The problem is that the description element contains encoded gumpf. You can’t even say it contains encoded html – there’s no way to validate the gumpf without decoding and parsing it. Just gumpf. And even if it were a block of straight, unencoded XHTML (which would be better for just about everybody, except perhaps the few users who write their own markup in blog entries), you’d still have CSS problems through style attributes.
A fascist solution, stripping unacceptable tags (which would have to include img tags) and some attributes (even style on a p tag is going to be a PITA), would make planet gnome suck a fair bit. For instance, the screenshots in Nat‘s Dashboard blog are absolutely necessary. You couldn’t strip those without harming the content. They are content. 88MPH includes little images on entries as highlights and jokes, but occasionally they’re also important to the content.
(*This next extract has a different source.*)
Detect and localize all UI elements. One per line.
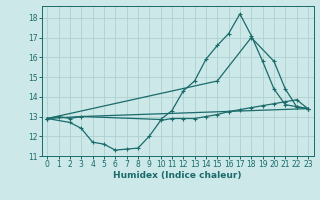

Luke Stroven, the quiet but incredible contributor behind gnomedesktop.org, recently added category icons to the backend2.php feed, which show up very nicely when aggregated. He prodded me to add hacker head icons to the other feeds, but due to an inflexibility in the aggregation software, I have to fudge spacer images for the feeds that don’t have associated icons. This makes the FootNotes feed look a bit odd (the image is stuck out a bit by the spacer).
Do I strip images with align attributes? Or maybe the ones with text-align styles? Should I just strip all of them out? Mail me if you have any bright ideas.
Maybe we shouldn’t be syndicating encoded snippets of HTML at all.